Подарок – это книга в твердом переплете «Чувство и Чувствительность»[240]240
В другом переводе «Разум и чувства».
[Закрыть] Джейн Остин, и на внутренней странице форзаца есть небольшая овальная черно-белая картинка – ее портрет с детским капором на голове и немного иронической улыбкой, будто Она Знает. Джейн знает, какие глупые, нечувствительные люди живут в мире сем, и это скрывается за каждым словом, которое она пишет. Взгляните на ее портрет – Она Знает. Я думаю, что и у Дорогой Джейн было немного Невозможного Стандарта, хотя, может быть, он не был таким уж невозможным, может быть, она просто рассчитывала на некоторую благопристойность и осведомленность.
– Это Джейн Остин, дорогая, – говорит Тетя П.
– Что? – спрашивает Бабушка, сидя у огня.
– ДЖЕЙН ОСТИН, – рявкает Тетя.
– ЭКСКЛЮЗИВ? – вопит в ответ Бабушка. – ДА, – и кивает, как и положено Престарелому Родителю.
Ни одна из моих тетушек, я убеждена, никогда не пила чай из кружки. Для них всегда достают фарфоровые чашки.
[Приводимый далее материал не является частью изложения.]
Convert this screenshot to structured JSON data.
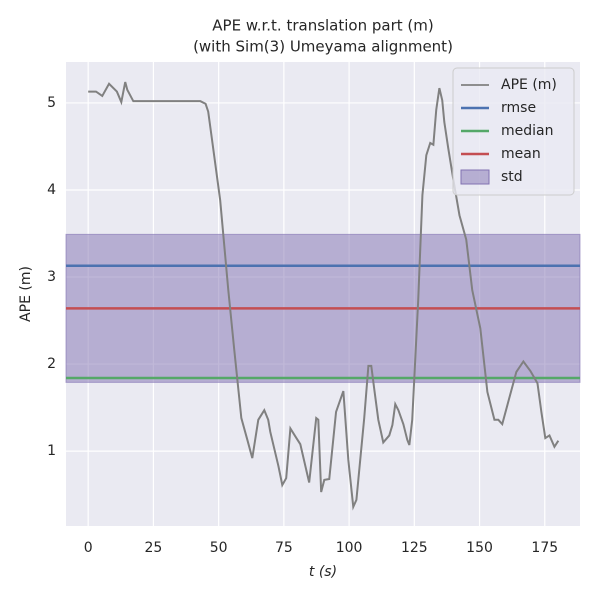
{
  "chart_data": {
    "type": "line",
    "title": [
      "APE w.r.t. translation part (m)",
      "(with Sim(3) Umeyama alignment)"
    ],
    "x_label": "t (s)",
    "y_label": "APE (m)",
    "xlim": [
      -8.5,
      188.5
    ],
    "ylim": [
      0.14,
      5.47
    ],
    "xticks": [
      0,
      25,
      50,
      75,
      100,
      125,
      150,
      175
    ],
    "yticks": [
      1,
      2,
      3,
      4,
      5
    ],
    "grid": true,
    "legend": "upper right",
    "x": [
      0,
      3,
      5.4,
      8,
      11,
      12.7,
      14.2,
      15,
      17.3,
      43,
      45,
      46,
      47.5,
      50.6,
      53.7,
      56,
      58.7,
      61,
      62.9,
      65.2,
      67.5,
      69,
      69.8,
      72.9,
      74.4,
      75.9,
      77.5,
      79.8,
      81.3,
      84.7,
      87.4,
      88.2,
      89.3,
      90.5,
      92.4,
      95,
      97.8,
      99.7,
      101.6,
      102.8,
      105.8,
      107.4,
      108.5,
      109.7,
      111.2,
      113.1,
      115.4,
      116.6,
      117.7,
      118.9,
      120.8,
      122.3,
      123.1,
      124.2,
      126.5,
      128.1,
      129.6,
      131.1,
      132.3,
      133.4,
      134.6,
      135.7,
      136.5,
      138,
      140,
      142.3,
      144.9,
      147.2,
      150.3,
      153,
      155.7,
      157.2,
      158.7,
      161.4,
      164.1,
      166.8,
      169.5,
      172.2,
      173.7,
      175.2,
      176.8,
      178.7,
      180.2
    ],
    "series": [
      {
        "name": "APE (m)",
        "color": "#808080",
        "values": [
          5.13,
          5.13,
          5.08,
          5.22,
          5.13,
          5.01,
          5.24,
          5.15,
          5.02,
          5.02,
          4.99,
          4.9,
          4.57,
          3.88,
          2.85,
          2.16,
          1.38,
          1.13,
          0.92,
          1.36,
          1.47,
          1.36,
          1.22,
          0.83,
          0.61,
          0.69,
          1.26,
          1.15,
          1.08,
          0.64,
          1.38,
          1.36,
          0.53,
          0.67,
          0.68,
          1.45,
          1.69,
          0.9,
          0.36,
          0.44,
          1.38,
          1.98,
          1.98,
          1.7,
          1.36,
          1.1,
          1.18,
          1.3,
          1.54,
          1.47,
          1.31,
          1.13,
          1.07,
          1.36,
          2.74,
          3.94,
          4.4,
          4.54,
          4.52,
          4.92,
          5.17,
          5.03,
          4.78,
          4.48,
          4.11,
          3.71,
          3.43,
          2.85,
          2.41,
          1.68,
          1.36,
          1.36,
          1.31,
          1.61,
          1.91,
          2.03,
          1.92,
          1.78,
          1.45,
          1.15,
          1.18,
          1.05,
          1.12
        ]
      }
    ],
    "stats": [
      {
        "name": "rmse",
        "value": 3.13,
        "color": "#4c72b0"
      },
      {
        "name": "median",
        "value": 1.84,
        "color": "#55a868"
      },
      {
        "name": "mean",
        "value": 2.64,
        "color": "#c44e52"
      }
    ],
    "std": {
      "name": "std",
      "value": 0.85,
      "color": "#8172b2"
    }
  }
}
Тетушки Пенелопа и Дафна – на удивление неразлучны. Они всегда обмениваются взглядами – испуганными, тревожными или неодобрительными. Мир то и дело не отвечает их Невозможному Стандарту. Иногда я воображаю себе галерею их неудачливых кавалеров – широколицых фермеров графства Мит, облизанных коровами, но тщательно умывшихся и надевших твидовые костюмы ради вечера в Эшкрофте. Фамилии фермеров Каслбридж, Фарнс, Эйнсли. Сестры остры на язык и, когда гости ушли, смеются над каждым.
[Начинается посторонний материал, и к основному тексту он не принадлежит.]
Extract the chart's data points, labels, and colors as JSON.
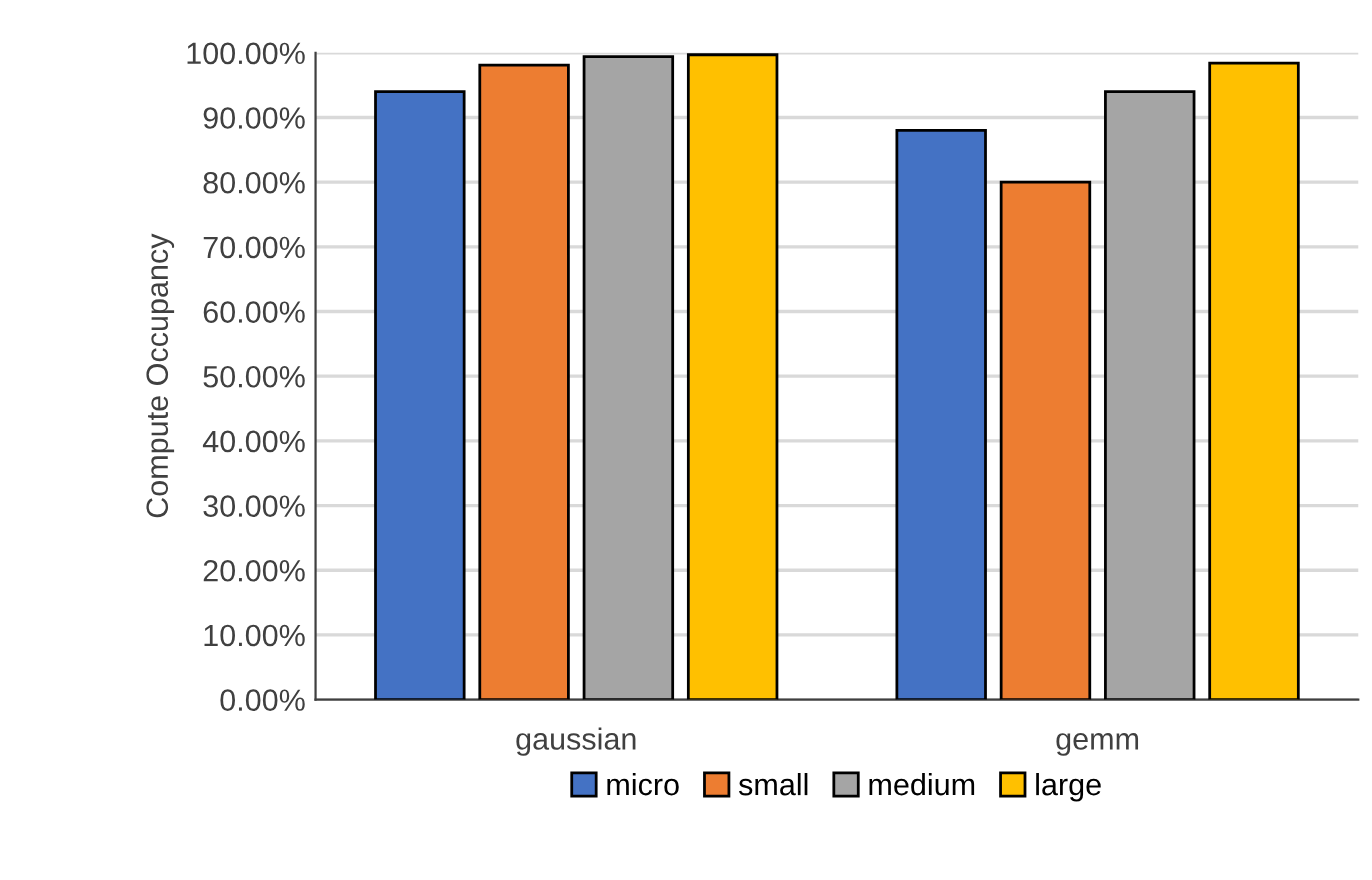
{
  "chart_data": {
    "type": "bar",
    "ylabel": "Compute Occupancy",
    "categories": [
      "gaussian",
      "gemm"
    ],
    "series": [
      {
        "name": "micro",
        "color": "#4472c4",
        "values": [
          0.94,
          0.88
        ]
      },
      {
        "name": "small",
        "color": "#ed7d31",
        "values": [
          0.981,
          0.8
        ]
      },
      {
        "name": "medium",
        "color": "#a5a5a5",
        "values": [
          0.994,
          0.94
        ]
      },
      {
        "name": "large",
        "color": "#ffc000",
        "values": [
          0.997,
          0.984
        ]
      }
    ],
    "ylim": [
      0,
      1
    ],
    "yticks": [
      {
        "value": 0,
        "label": "0.00%"
      },
      {
        "value": 0.1,
        "label": "10.00%"
      },
      {
        "value": 0.2,
        "label": "20.00%"
      },
      {
        "value": 0.3,
        "label": "30.00%"
      },
      {
        "value": 0.4,
        "label": "40.00%"
      },
      {
        "value": 0.5,
        "label": "50.00%"
      },
      {
        "value": 0.6,
        "label": "60.00%"
      },
      {
        "value": 0.7,
        "label": "70.00%"
      },
      {
        "value": 0.8,
        "label": "80.00%"
      },
      {
        "value": 0.9,
        "label": "90.00%"
      },
      {
        "value": 1,
        "label": "100.00%"
      }
    ],
    "grid": "y",
    "legend": "bottom"
  }
}
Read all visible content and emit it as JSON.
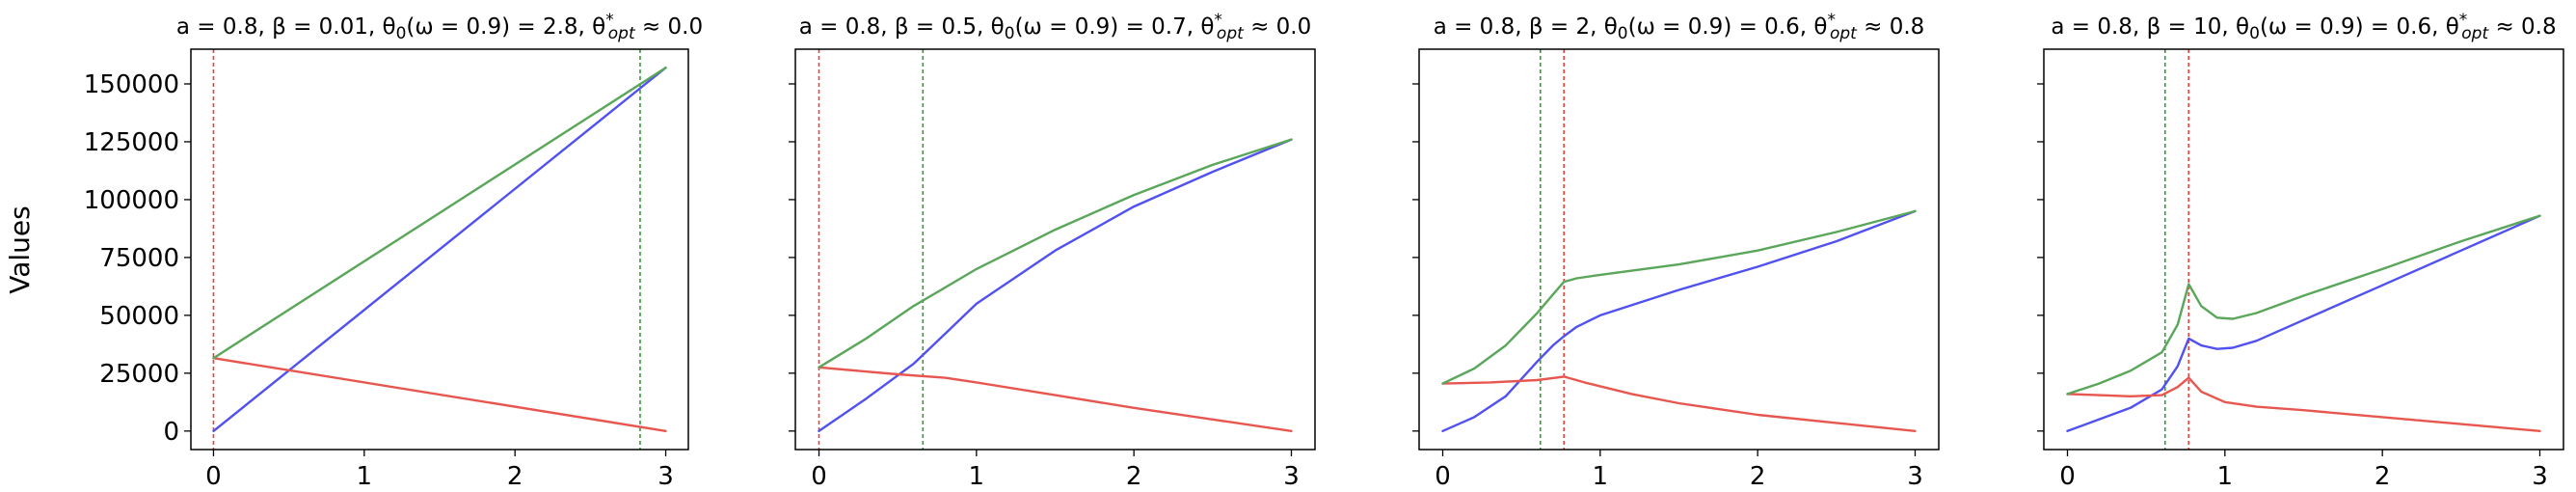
{
  "figure": {
    "ylabel": "Values"
  },
  "chart_data": [
    {
      "type": "line",
      "title": "a = 0.8, β = 0.01, θ₀(ω = 0.9) = 2.8, θ*opt ≈ 0.0",
      "title_parts": {
        "prefix": "a = 0.8, β = 0.01, θ",
        "sub0": "0",
        "mid": "(ω = 0.9) = 2.8, θ",
        "sup": "*",
        "sub1": "opt",
        "suffix": " ≈ 0.0"
      },
      "xlabel": "",
      "ylabel": "Values",
      "xlim": [
        -0.15,
        3.15
      ],
      "ylim": [
        -8000,
        165000
      ],
      "xticks": [
        0,
        1,
        2,
        3
      ],
      "yticks": [
        0,
        25000,
        50000,
        75000,
        100000,
        125000,
        150000
      ],
      "ytick_labels": [
        "0",
        "25000",
        "50000",
        "75000",
        "100000",
        "125000",
        "150000"
      ],
      "show_ytick_labels": true,
      "grid": false,
      "vlines": [
        {
          "x": 0.0,
          "color": "#e8403a"
        },
        {
          "x": 2.83,
          "color": "#3a9a3a"
        }
      ],
      "series": [
        {
          "color": "#5151f0",
          "x": [
            0,
            3
          ],
          "y": [
            0,
            157000
          ]
        },
        {
          "color": "#e8574f",
          "x": [
            0,
            3
          ],
          "y": [
            31500,
            0
          ]
        },
        {
          "color": "#5aa65a",
          "x": [
            0,
            3
          ],
          "y": [
            31500,
            157000
          ]
        }
      ]
    },
    {
      "type": "line",
      "title": "a = 0.8, β = 0.5, θ₀(ω = 0.9) = 0.7, θ*opt ≈ 0.0",
      "title_parts": {
        "prefix": "a = 0.8, β = 0.5, θ",
        "sub0": "0",
        "mid": "(ω = 0.9) = 0.7, θ",
        "sup": "*",
        "sub1": "opt",
        "suffix": " ≈ 0.0"
      },
      "xlabel": "",
      "ylabel": "",
      "xlim": [
        -0.15,
        3.15
      ],
      "ylim": [
        -8000,
        165000
      ],
      "xticks": [
        0,
        1,
        2,
        3
      ],
      "yticks": [
        0,
        25000,
        50000,
        75000,
        100000,
        125000,
        150000
      ],
      "ytick_labels": [
        "0",
        "25000",
        "50000",
        "75000",
        "100000",
        "125000",
        "150000"
      ],
      "show_ytick_labels": false,
      "grid": false,
      "vlines": [
        {
          "x": 0.0,
          "color": "#e8403a"
        },
        {
          "x": 0.66,
          "color": "#3a9a3a"
        }
      ],
      "series": [
        {
          "color": "#5151f0",
          "x": [
            0,
            0.3,
            0.6,
            0.8,
            1.0,
            1.5,
            2.0,
            2.5,
            3.0
          ],
          "y": [
            0,
            14000,
            29000,
            42000,
            55000,
            78000,
            97000,
            112000,
            126000
          ]
        },
        {
          "color": "#e8574f",
          "x": [
            0,
            0.5,
            0.8,
            1.0,
            1.5,
            2.0,
            2.5,
            3.0
          ],
          "y": [
            27500,
            24500,
            23000,
            21000,
            15500,
            10000,
            5000,
            0
          ]
        },
        {
          "color": "#5aa65a",
          "x": [
            0,
            0.3,
            0.6,
            0.8,
            1.0,
            1.5,
            2.0,
            2.5,
            3.0
          ],
          "y": [
            27500,
            40000,
            54000,
            62000,
            70000,
            87000,
            102000,
            115000,
            126000
          ]
        }
      ]
    },
    {
      "type": "line",
      "title": "a = 0.8, β = 2, θ₀(ω = 0.9) = 0.6, θ*opt ≈ 0.8",
      "title_parts": {
        "prefix": "a = 0.8, β = 2, θ",
        "sub0": "0",
        "mid": "(ω = 0.9) = 0.6, θ",
        "sup": "*",
        "sub1": "opt",
        "suffix": " ≈ 0.8"
      },
      "xlabel": "",
      "ylabel": "",
      "xlim": [
        -0.15,
        3.15
      ],
      "ylim": [
        -8000,
        165000
      ],
      "xticks": [
        0,
        1,
        2,
        3
      ],
      "yticks": [
        0,
        25000,
        50000,
        75000,
        100000,
        125000,
        150000
      ],
      "ytick_labels": [
        "0",
        "25000",
        "50000",
        "75000",
        "100000",
        "125000",
        "150000"
      ],
      "show_ytick_labels": false,
      "grid": false,
      "vlines": [
        {
          "x": 0.62,
          "color": "#3a9a3a"
        },
        {
          "x": 0.77,
          "color": "#e8403a"
        }
      ],
      "series": [
        {
          "color": "#5151f0",
          "x": [
            0,
            0.2,
            0.4,
            0.6,
            0.7,
            0.77,
            0.85,
            1.0,
            1.5,
            2.0,
            2.5,
            3.0
          ],
          "y": [
            0,
            6000,
            15000,
            30000,
            37000,
            41000,
            45000,
            50000,
            61000,
            71000,
            82000,
            95000
          ]
        },
        {
          "color": "#e8574f",
          "x": [
            0,
            0.3,
            0.6,
            0.77,
            0.9,
            1.2,
            1.5,
            2.0,
            2.5,
            3.0
          ],
          "y": [
            20500,
            21000,
            22000,
            23500,
            21000,
            16000,
            12000,
            7000,
            3500,
            0
          ]
        },
        {
          "color": "#5aa65a",
          "x": [
            0,
            0.2,
            0.4,
            0.6,
            0.7,
            0.77,
            0.85,
            1.0,
            1.5,
            2.0,
            2.5,
            3.0
          ],
          "y": [
            20500,
            27000,
            37000,
            51000,
            59000,
            64500,
            66000,
            67500,
            72000,
            78000,
            86000,
            95000
          ]
        }
      ]
    },
    {
      "type": "line",
      "title": "a = 0.8, β = 10, θ₀(ω = 0.9) = 0.6, θ*opt ≈ 0.8",
      "title_parts": {
        "prefix": "a = 0.8, β = 10, θ",
        "sub0": "0",
        "mid": "(ω = 0.9) = 0.6, θ",
        "sup": "*",
        "sub1": "opt",
        "suffix": " ≈ 0.8"
      },
      "xlabel": "",
      "ylabel": "",
      "xlim": [
        -0.15,
        3.15
      ],
      "ylim": [
        -8000,
        165000
      ],
      "xticks": [
        0,
        1,
        2,
        3
      ],
      "yticks": [
        0,
        25000,
        50000,
        75000,
        100000,
        125000,
        150000
      ],
      "ytick_labels": [
        "0",
        "25000",
        "50000",
        "75000",
        "100000",
        "125000",
        "150000"
      ],
      "show_ytick_labels": false,
      "grid": false,
      "vlines": [
        {
          "x": 0.62,
          "color": "#3a9a3a"
        },
        {
          "x": 0.77,
          "color": "#e8403a"
        }
      ],
      "series": [
        {
          "color": "#5151f0",
          "x": [
            0,
            0.2,
            0.4,
            0.6,
            0.7,
            0.77,
            0.85,
            0.95,
            1.05,
            1.2,
            1.5,
            2.0,
            2.5,
            3.0
          ],
          "y": [
            0,
            5000,
            10000,
            18000,
            28000,
            40000,
            37000,
            35500,
            36000,
            39000,
            48000,
            63000,
            78000,
            93000
          ]
        },
        {
          "color": "#e8574f",
          "x": [
            0,
            0.2,
            0.4,
            0.6,
            0.7,
            0.77,
            0.85,
            1.0,
            1.2,
            1.5,
            2.0,
            2.5,
            3.0
          ],
          "y": [
            16000,
            15500,
            15000,
            15500,
            19000,
            23000,
            17000,
            12500,
            10500,
            9000,
            6000,
            3000,
            0
          ]
        },
        {
          "color": "#5aa65a",
          "x": [
            0,
            0.2,
            0.4,
            0.6,
            0.7,
            0.77,
            0.85,
            0.95,
            1.05,
            1.2,
            1.5,
            2.0,
            2.5,
            3.0
          ],
          "y": [
            16000,
            20500,
            26000,
            34000,
            46000,
            63500,
            54000,
            49000,
            48500,
            51000,
            58500,
            70000,
            82000,
            93000
          ]
        }
      ]
    }
  ]
}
– Что за руки у него, ох уж и руки.
Это про Каслбриджа.
– Тебе не показалось, что он ужасно бормотал, дорогая? Могла ты его понять? А я нет. Может, ты в него влюбилась?
Это про Фарнса.
– По правде говоря, я никогда не видела, чтобы вилку так использовали.
Это про Эйнсли.
Поджатые губы, поднятые подбородки, выгнутые брови: каждая сестра уничтожает поклонника другой, будто ножницами режет бумажную куклу. Никто из гостей не дотягивает до стандарта, решают сестры, и их души выбирают общество друг друга как наилучшее.
Так Тетушки стали парой.
– А это…
– Домашний торт, – говорит Мама.
– Домашний торт. Пирог, да. Ясно. Яблочный?
– Ревенный.
– Ревенный. Ну, хорошо. Ревень, Дафна.
– Да. Ревень.
От предрасположения или от скупости, как говорит Бабушка, тети – худощавые женщины. Когда они берут чашки чая, делают это только большим и указательным пальцами, остальные три вытянуты веером для баланса и изящества. Они чуть наклоняются вперед, брови их подняты, губы сжаты в самый маленький сморщенный комочек, они потягивают потрясающее темное варево, которое сделала моя мать.
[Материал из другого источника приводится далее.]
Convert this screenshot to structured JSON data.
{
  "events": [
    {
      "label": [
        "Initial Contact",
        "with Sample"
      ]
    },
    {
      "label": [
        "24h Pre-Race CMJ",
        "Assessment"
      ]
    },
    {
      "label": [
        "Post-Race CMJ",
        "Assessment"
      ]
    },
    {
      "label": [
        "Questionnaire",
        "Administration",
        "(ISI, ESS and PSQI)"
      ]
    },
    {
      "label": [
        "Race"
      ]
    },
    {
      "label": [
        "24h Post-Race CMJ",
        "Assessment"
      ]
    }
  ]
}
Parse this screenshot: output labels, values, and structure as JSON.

– Ревень? Ну-ну, хорошо, Дафна.
Папа приходит поздно. Не сняв высокие резиновые сапоги, он входит в кухню, и происходит внезапное волнение. Его сестры взлетают, как воронья стая.
– О Вергилий. – Они порхают вокруг него несколько мгновений. – Вергилий, ты похудел? Что это на тебе надето? – Вопросами Тетушки выказывают свою любовь.
Мой папа немного смущен.
Тот человек – океан эмоций, как сказал Джимми Мак.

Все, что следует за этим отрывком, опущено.